Banana Split: Catching up with Benji Heinke
In the lead up to Banana Split, our first RIPE exhibition of the season, we’ve continued to catch up with each of the artists involved to find out more about their practice and their latest work.
This week, we spoke to Benji Heinke, who graduated from the Fine Art Degree at WSA in 2017. Benji’s work is a distillation of the contemporary everyday, filtered through an autobiographical lens. Informed by digital manipulation and collage, his paintings incorporate original and appropriated imagery ranging from photographs and pattern designs to art history. The utilisation of digital technology in the construction of his paintings addresses the position of the medium in the 21st century, in addition to reflecting the seemingly blurred line between fact and fiction in today’s internet saturated world.
Last summer you exhibited as part of Ripe Bananas at the Alfred Arcade, what did you exhibit and how was that experience for you?
I showed a series of new paintings called ‘Shoes’. This was my re-entry into painting, after a year-long absence since graduating. I wanted to get the series completed by the opening but perhaps that was a little ambitious due to time constraints, so I ended up exhibiting most of the works in progress and then completed them over the duration of the project. It was all a great springboard for more painting. After graduating I felt a bit dissatisfied with it all and had my mind focused elsewhere. I wasn’t sure if I was ever going to continue making work, so being involved in Ripe Bananas allowed me to rebuild my practice as something brand new.
What has the last year (or last few years) been like since you graduated from University?
Initially it was a bit of a shock, having to get a job etc. but it soon settled. After graduating I also took a conscious decision to stop painting and focus on my music, resulting in an album which was released last summer.
What have you seen in that last year that’s inspired you?
A few months ago, I went to Condo in London and got to see some brilliant paintings by Dickon Drury and Tom Howse. I also went to Paris for the first time and saw so much great work – the Pompidou was a particular highlight.

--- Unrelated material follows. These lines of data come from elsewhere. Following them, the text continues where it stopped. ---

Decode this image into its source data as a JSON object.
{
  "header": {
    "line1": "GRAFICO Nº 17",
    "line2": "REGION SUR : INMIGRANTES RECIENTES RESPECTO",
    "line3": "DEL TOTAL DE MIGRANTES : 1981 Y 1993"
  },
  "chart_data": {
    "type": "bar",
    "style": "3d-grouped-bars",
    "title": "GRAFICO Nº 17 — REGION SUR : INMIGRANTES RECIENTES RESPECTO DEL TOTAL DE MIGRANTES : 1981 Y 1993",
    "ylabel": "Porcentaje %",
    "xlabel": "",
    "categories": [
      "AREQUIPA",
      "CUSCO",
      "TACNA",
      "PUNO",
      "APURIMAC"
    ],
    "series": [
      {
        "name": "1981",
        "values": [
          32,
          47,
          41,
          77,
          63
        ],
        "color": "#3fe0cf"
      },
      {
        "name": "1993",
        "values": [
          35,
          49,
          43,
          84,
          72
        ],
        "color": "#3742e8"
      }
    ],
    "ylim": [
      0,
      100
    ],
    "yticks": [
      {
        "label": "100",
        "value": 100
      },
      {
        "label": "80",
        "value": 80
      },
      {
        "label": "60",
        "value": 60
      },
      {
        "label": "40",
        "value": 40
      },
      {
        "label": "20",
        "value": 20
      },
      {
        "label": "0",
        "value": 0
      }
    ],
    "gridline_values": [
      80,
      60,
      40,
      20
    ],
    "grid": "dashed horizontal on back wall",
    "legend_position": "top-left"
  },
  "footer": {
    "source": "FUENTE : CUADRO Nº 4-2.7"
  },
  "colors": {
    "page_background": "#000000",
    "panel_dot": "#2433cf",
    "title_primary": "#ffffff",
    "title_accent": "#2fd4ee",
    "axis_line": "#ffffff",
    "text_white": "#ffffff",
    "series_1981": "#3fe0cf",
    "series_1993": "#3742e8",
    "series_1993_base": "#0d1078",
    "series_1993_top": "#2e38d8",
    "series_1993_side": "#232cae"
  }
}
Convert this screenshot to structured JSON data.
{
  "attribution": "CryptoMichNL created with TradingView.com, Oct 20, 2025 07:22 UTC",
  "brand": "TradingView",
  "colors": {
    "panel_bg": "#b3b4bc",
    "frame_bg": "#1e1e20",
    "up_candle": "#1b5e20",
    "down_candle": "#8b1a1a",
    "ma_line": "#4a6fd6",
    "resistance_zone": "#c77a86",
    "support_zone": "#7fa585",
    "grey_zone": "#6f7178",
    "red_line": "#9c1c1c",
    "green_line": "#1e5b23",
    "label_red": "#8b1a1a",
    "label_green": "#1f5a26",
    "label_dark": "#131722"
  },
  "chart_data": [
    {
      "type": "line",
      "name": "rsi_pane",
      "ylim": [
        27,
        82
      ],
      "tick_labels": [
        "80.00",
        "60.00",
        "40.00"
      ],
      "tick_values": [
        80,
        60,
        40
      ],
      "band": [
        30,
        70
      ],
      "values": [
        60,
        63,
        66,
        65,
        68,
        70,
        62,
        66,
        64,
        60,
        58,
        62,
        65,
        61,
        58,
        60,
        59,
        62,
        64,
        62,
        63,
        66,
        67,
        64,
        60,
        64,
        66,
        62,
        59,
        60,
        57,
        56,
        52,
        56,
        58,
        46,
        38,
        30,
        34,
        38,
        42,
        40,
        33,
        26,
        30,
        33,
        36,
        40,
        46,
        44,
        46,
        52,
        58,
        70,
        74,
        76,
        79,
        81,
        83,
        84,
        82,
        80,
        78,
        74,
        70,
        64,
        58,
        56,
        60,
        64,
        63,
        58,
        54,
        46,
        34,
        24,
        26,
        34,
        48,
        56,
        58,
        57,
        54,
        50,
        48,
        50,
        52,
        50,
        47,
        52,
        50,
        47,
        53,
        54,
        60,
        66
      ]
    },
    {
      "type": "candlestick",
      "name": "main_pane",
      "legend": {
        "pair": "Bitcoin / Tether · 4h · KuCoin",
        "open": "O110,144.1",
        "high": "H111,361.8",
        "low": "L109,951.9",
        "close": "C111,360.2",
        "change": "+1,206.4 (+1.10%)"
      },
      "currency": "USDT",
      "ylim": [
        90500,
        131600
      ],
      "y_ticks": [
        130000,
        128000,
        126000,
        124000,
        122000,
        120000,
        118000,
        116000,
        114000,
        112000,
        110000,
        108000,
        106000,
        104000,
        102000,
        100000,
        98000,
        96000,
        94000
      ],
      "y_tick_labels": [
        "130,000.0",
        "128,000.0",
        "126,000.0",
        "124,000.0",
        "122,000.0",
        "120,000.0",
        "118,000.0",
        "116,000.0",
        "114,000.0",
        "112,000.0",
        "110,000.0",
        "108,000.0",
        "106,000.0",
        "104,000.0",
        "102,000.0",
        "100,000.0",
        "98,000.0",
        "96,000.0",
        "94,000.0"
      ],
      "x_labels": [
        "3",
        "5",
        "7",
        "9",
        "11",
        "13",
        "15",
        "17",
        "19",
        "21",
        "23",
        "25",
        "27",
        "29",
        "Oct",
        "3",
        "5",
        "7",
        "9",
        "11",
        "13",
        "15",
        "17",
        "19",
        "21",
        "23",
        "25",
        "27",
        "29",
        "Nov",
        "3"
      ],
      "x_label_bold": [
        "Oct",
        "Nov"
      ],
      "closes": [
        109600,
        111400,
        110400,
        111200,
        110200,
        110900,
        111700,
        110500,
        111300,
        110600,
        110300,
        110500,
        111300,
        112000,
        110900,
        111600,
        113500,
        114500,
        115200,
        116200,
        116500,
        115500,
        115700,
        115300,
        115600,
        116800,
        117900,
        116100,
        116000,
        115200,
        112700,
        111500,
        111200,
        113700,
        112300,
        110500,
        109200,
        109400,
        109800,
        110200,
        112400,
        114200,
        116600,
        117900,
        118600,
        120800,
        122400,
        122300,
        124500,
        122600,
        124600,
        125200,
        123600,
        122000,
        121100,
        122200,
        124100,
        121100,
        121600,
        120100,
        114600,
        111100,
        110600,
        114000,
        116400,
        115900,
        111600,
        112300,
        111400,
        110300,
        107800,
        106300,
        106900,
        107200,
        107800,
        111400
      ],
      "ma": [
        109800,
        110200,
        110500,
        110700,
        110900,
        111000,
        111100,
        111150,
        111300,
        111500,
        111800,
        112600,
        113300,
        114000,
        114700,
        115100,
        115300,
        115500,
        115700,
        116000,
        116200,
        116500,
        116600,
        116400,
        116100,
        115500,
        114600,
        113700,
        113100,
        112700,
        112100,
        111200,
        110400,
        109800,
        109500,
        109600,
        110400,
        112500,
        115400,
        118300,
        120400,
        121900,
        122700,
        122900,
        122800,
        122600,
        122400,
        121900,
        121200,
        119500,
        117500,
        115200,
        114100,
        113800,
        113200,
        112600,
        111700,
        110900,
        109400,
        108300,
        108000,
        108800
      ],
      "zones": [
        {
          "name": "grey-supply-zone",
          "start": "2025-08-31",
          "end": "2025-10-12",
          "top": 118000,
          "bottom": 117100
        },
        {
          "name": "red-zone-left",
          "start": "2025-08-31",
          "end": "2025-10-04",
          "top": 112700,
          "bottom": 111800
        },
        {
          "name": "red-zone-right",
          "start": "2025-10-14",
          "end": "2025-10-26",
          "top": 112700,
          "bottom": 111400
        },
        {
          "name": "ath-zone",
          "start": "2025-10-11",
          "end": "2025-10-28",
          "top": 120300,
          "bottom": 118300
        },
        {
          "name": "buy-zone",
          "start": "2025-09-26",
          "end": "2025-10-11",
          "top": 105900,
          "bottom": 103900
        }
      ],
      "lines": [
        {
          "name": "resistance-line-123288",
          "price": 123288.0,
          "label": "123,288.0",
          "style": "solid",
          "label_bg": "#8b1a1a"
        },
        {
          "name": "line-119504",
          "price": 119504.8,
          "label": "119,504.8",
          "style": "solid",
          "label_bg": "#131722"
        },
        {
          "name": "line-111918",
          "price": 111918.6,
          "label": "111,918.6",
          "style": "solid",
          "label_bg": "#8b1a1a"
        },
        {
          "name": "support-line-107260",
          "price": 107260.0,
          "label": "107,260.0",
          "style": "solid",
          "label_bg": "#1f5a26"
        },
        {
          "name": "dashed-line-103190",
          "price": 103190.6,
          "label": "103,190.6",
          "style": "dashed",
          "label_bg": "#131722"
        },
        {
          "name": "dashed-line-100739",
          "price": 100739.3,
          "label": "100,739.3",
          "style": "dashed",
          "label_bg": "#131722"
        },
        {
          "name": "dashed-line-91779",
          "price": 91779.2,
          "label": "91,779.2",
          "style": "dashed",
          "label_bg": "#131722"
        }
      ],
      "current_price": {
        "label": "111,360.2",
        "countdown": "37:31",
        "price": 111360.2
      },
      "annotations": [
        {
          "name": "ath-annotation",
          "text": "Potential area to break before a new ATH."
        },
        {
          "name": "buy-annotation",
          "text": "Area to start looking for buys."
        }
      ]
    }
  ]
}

What have you been working on lately what are you likely to exhibit in Banana Split?
Since the new year I’ve been primarily working on one large painting, amongst other things. This piece is definitely the centre of the work I’m putting into the show and is a response to ‘Whaam!’ by Roy Lichtenstein. I was interested in how Lichtenstein purposefully split the image into two separate halves – the ‘action’ and ‘consequence’ of what’s depicted and the compositional loop between the two. The original image in my painting is based on a photo that I took and then digitally manipulated and collaged to expand the composition. The work is in two halves: the more representational figurative half and the explosion of abstract patterning, unified to create an extended image.
Do you have any projects lined up or anything else that you’ll be working on post Banana Split?
I have been offered a residency at The Hidden Wardrobe from ‘a space’ arts, which I’m very excited about. I’ve got a few ideas in terms of direction for my painting, so I’m looking forward to putting them into practice.